NEINVER, a leading European real estate company in development, investment and asset management, acquired the Zweibrucken Designer Outlet from Kenmore Property Group and Revcap, for a total consideration of 110 million. Following the acquisition, it will now be held in the investment portfolio of "Irus European Retail Property Fund", one of the main pan-European retail investment funds.
NEINVER joins German market with acquisition of country's largest retail outlet.
The Zweibrucken Designer Outlet was opened in 2001 and today, with its 23,585 m² of retail space and 1,750 parking spaces, is Germany's largest designer outlet center. Following the recently completed third phase, it has become a benchmark retail outlet, offering a total of 108 top brand-name shops including Versace, Tommy Hilfiger, Polo Ralph Lauren, Gant, Levis, Nike, Puma, Lacoste, Mango, Burberry, Diesel and CK Underwear.
Strategically located on the border of France, Germany and Luxemburg, the Zweibrücken Designer Outlet has a catchment area of over 15 million people.

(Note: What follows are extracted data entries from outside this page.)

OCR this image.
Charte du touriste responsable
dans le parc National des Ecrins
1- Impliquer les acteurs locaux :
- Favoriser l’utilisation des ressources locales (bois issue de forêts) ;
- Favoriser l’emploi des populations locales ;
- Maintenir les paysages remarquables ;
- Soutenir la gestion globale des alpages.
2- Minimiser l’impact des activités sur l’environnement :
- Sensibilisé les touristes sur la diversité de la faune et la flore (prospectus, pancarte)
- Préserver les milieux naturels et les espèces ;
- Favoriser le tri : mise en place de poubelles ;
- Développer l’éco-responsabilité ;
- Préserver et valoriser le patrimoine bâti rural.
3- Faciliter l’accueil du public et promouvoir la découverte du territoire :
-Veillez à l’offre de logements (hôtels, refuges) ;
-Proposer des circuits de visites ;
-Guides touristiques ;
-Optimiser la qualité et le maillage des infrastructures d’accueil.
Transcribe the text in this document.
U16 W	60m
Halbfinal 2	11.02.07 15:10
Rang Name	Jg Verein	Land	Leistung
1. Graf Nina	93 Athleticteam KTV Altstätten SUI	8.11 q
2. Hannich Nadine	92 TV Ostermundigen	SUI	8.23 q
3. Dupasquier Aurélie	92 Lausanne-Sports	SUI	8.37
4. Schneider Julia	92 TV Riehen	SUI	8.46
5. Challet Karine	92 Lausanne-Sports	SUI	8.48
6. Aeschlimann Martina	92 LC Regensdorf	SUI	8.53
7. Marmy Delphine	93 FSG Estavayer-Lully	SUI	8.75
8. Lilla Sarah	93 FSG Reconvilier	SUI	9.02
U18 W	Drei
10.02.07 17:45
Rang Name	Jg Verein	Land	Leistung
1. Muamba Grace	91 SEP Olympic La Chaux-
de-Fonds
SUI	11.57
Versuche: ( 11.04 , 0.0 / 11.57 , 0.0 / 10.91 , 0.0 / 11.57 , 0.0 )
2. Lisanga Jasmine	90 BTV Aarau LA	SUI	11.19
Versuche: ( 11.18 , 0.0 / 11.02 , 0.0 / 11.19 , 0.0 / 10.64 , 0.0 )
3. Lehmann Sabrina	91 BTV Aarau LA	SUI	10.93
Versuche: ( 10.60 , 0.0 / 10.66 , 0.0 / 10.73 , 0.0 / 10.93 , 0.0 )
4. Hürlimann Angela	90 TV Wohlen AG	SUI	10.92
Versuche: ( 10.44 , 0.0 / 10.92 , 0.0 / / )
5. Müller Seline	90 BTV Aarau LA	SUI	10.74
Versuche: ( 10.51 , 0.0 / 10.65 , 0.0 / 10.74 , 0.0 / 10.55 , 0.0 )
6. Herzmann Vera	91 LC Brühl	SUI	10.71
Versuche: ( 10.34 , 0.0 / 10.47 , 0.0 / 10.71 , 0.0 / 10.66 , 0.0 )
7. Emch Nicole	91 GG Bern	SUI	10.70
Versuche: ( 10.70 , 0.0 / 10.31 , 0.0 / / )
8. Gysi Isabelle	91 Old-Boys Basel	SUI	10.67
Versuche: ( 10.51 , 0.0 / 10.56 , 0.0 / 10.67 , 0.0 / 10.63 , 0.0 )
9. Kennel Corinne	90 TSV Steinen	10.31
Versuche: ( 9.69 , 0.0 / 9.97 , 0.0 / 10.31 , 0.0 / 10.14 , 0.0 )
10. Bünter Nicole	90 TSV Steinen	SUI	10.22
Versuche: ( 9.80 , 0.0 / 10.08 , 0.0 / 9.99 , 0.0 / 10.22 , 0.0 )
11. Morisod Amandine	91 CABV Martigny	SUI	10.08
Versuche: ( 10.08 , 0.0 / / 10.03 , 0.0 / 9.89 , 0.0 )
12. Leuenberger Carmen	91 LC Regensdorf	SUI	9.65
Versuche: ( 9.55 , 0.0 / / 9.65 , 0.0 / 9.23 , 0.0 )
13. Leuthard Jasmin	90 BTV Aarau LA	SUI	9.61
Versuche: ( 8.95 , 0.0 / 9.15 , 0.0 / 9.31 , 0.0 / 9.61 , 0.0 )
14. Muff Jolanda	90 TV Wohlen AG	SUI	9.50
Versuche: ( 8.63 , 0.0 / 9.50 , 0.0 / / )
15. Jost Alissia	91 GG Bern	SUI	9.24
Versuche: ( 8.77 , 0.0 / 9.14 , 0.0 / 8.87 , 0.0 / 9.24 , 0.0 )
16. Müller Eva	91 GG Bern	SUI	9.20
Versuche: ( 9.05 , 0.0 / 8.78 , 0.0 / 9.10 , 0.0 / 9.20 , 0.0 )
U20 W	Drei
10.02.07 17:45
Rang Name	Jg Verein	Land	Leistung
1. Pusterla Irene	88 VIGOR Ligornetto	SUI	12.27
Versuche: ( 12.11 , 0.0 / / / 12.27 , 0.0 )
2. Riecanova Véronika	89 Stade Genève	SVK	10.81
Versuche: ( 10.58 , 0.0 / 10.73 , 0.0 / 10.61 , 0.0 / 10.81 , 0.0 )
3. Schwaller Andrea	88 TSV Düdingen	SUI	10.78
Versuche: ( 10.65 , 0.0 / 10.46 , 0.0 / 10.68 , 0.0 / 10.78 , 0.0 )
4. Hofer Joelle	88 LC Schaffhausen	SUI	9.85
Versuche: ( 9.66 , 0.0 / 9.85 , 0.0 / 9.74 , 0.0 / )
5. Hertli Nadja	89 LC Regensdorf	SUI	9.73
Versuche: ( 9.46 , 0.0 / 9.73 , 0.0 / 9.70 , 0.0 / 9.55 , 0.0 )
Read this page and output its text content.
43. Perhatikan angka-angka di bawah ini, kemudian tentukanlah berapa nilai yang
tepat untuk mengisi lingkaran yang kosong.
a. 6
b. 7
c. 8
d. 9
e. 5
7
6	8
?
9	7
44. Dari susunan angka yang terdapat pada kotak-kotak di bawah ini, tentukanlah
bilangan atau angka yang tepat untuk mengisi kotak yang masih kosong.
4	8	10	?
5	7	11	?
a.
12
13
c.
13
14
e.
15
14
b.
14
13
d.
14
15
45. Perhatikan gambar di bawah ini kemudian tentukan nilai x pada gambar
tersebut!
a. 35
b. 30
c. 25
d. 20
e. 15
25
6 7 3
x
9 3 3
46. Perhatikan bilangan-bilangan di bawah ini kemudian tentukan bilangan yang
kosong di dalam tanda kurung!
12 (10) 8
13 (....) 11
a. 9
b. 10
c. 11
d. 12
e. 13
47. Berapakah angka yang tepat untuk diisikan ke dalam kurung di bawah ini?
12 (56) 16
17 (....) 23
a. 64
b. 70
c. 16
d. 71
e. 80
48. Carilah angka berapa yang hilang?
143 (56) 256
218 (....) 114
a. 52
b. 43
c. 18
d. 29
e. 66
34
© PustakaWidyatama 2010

As such it is considered a strong local tourist destination and even has its own tourist information office. Its strategic location and strong performance are compelling reasons for NEINVER to acquire the asset on behalf of the IRUS Fund.
Manuel Lagares, CEO/General Manager, comments: "This acquisition ends a year in which we have successfully added assets in Italy, Spain and Poland to the Fund, comprising a total of almost 95,000 m². Like the Castel Guelfo Outlet City in Italy, NEINVER was attracted to securing the Zweibrücken Designer Outlet owing to its strong retail performance, location and further investment opportunities on offer. Alongside the San Sebastian de los Reyes FACTORY, the Alegra Business and Leisure Park in Madrid and the Wroclaw FACTORY in Poland, it makes a welcome addition to the portfolio and fulfills NEINVER's commitment to its investors."

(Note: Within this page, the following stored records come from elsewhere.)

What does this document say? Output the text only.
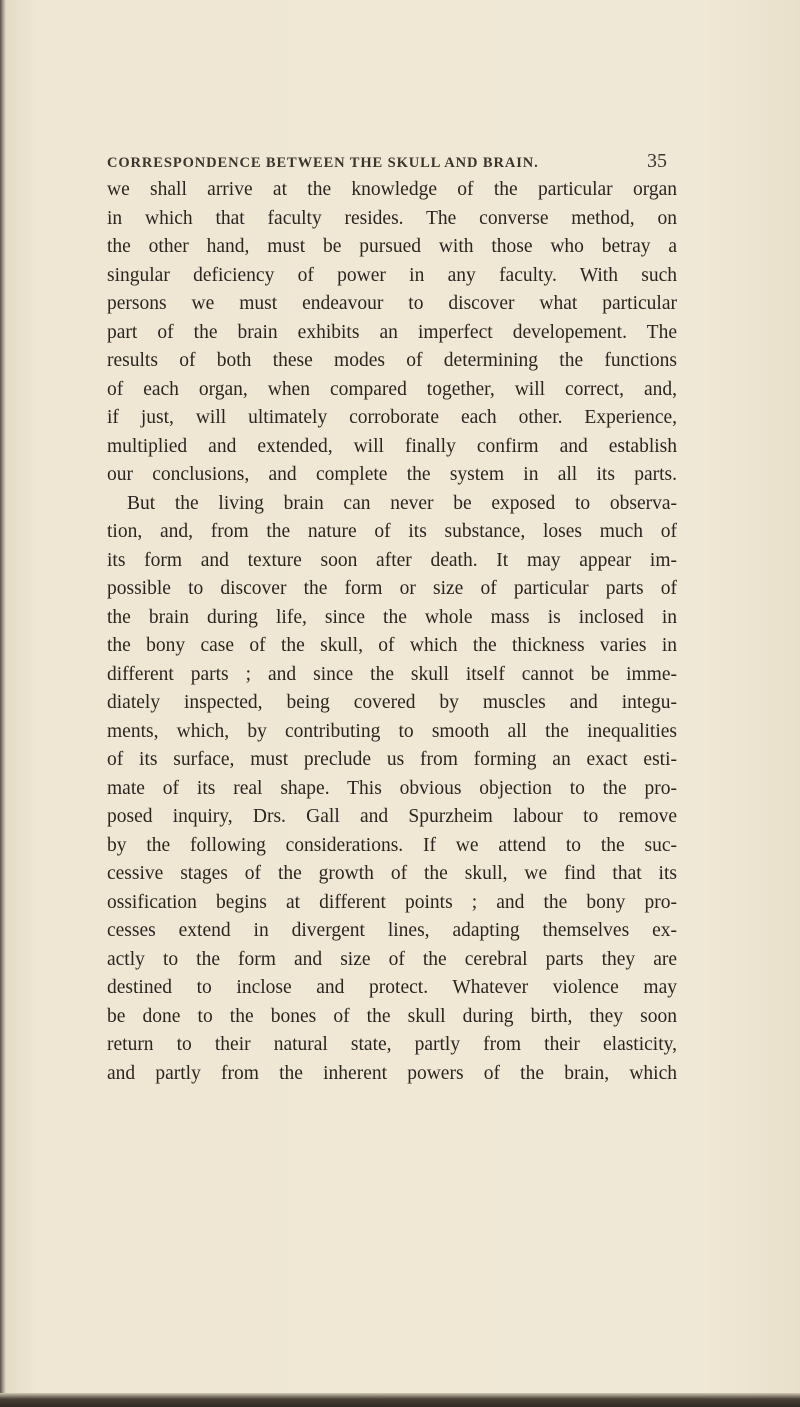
CORRESPONDENCE BETWEEN THE SKULL AND BRAIN.	35
we shall arrive at the knowledge of the particular organ
in which that faculty resides. The converse method, on
the other hand, must be pursued with those who betray a
singular deficiency of power in any faculty. With such
persons we must endeavour to discover what particular
part of the brain exhibits an imperfect developement. The
results of both these modes of determining the functions
of each organ, when compared together, will correct, and,
if just, will ultimately corroborate each other. Experience,
multiplied and extended, will finally confirm and establish
our conclusions, and complete the system in all its parts.
But the living brain can never be exposed to observa-
tion, and, from the nature of its substance, loses much of
its form and texture soon after death. It may appear im-
possible to discover the form or size of particular parts of
the brain during life, since the whole mass is inclosed in
the bony case of the skull, of which the thickness varies in
different parts ; and since the skull itself cannot be imme-
diately inspected, being covered by muscles and integu-
ments, which, by contributing to smooth all the inequalities
of its surface, must preclude us from forming an exact esti-
mate of its real shape. This obvious objection to the pro-
posed inquiry, Drs. Gall and Spurzheim labour to remove
by the following considerations. If we attend to the suc-
cessive stages of the growth of the skull, we find that its
ossification begins at different points ; and the bony pro-
cesses extend in divergent lines, adapting themselves ex-
actly to the form and size of the cerebral parts they are
destined to inclose and protect. Whatever violence may
be done to the bones of the skull during birth, they soon
return to their natural state, partly from their elasticity,
and partly from the inherent powers of the brain, which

Rob Brook, Managing Director of Kenmore, adds: "Having strategically invested in, developed and managed two phases of this dynamic German retail scheme, we have optimized its investment and asset management potential and delivered a premier designer shopping destination to the market, thereby underlining Kenmore's core strengths and skill sets".

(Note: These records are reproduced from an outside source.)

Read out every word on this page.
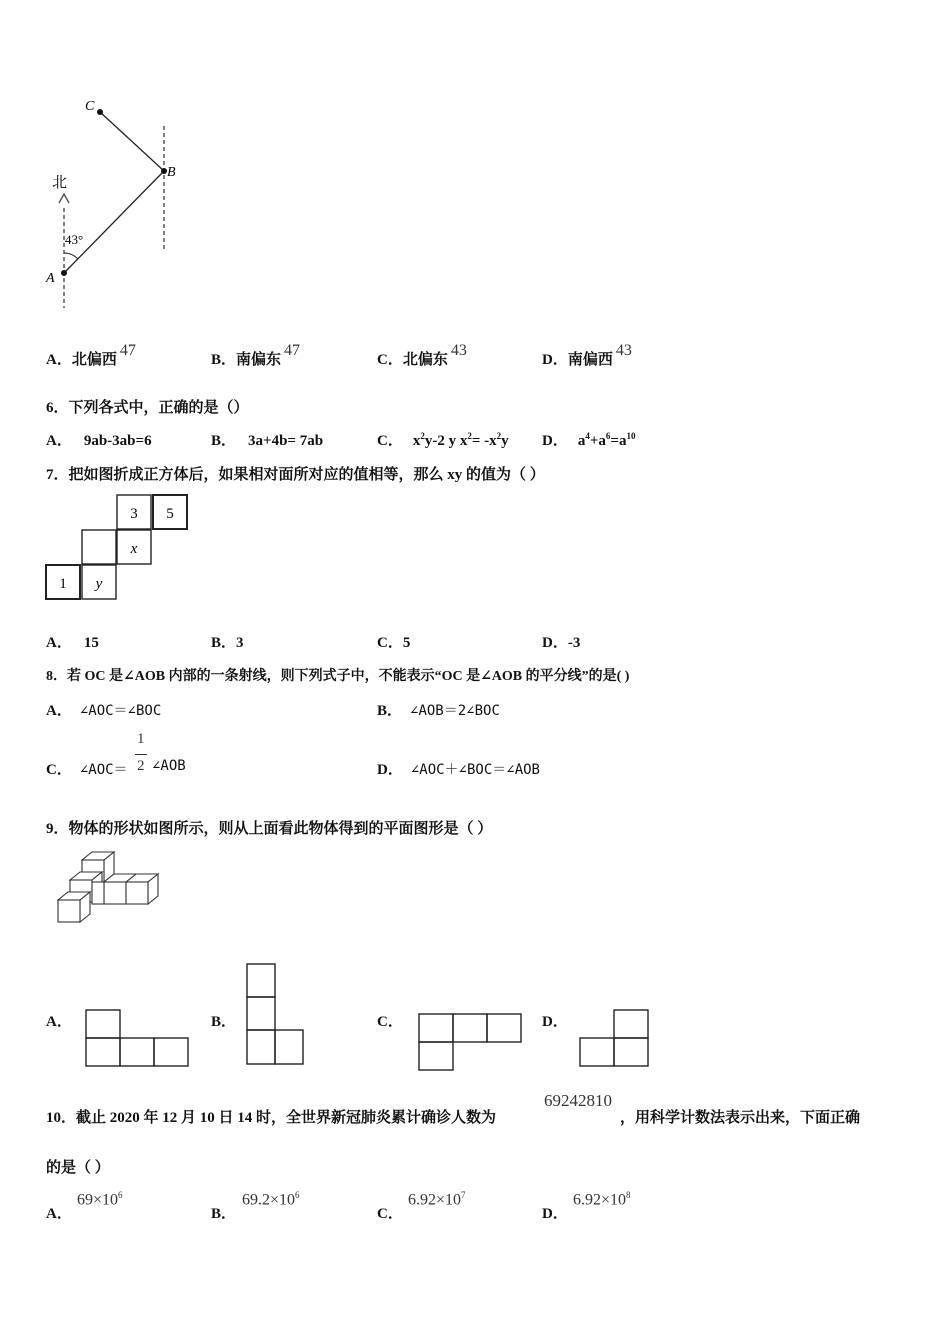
C
B
A
北
43°
A．北偏西47
B．南偏东47
C．北偏东43
D．南偏西43
6．下列各式中，正确的是（）
A． 9ab-3ab=6	B． 3a+4b= 7ab	C． $x^2y-2$ y $x^2= -x^2y$ D． $a^4+a^6=a^{10}$
7．把如图折成正方体后，如果相对面所对应的值相等，那么 xy 的值为（ ）
3 5
x
1 y
A． 15	B．3	C．5	D．-3
8．若 OC 是∠AOB 内部的一条射线，则下列式子中，不能表示“OC 是∠AOB 的平分线”的是( )
A． ∠AOC＝∠BOC	B． ∠AOB＝2∠BOC
C． ∠AOC＝
1
2 ∠AOB	D． ∠AOC＋∠BOC＝∠AOB
9．物体的形状如图所示，则从上面看此物体得到的平面图形是（ ）
A．	B．	C．	D．
10．截止 2020 年 12 月 10 日 14 时，全世界新冠肺炎累计确诊人数为
69242810
，用科学计数法表示出来，下面正确
的是（ ）
A．
$69\times 10^6$
B．
$69.2\times 10^6$
C．
$6.92\times 10^7$
D．
$6.92\times 10^8$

NEINVER, today the third leading outlet operator in Europe, has closed the deal on the acquisition of this fully operational center, for a value of 110 million. The company will be responsible of promoting the fourth phase of development, in addition to managing the entire complex - which will have a total surface area of 27,200 m² comprising up to 140 shops.
With this acquisition, NEINVER fulfills two of its objectives in aiming to become the European leader: entering into new markets and expanding its managed portfolio that currently stands at 195,000 m².
King Sturge acted on behalf of Kenmore Property Group and DTZ advised NEINVER.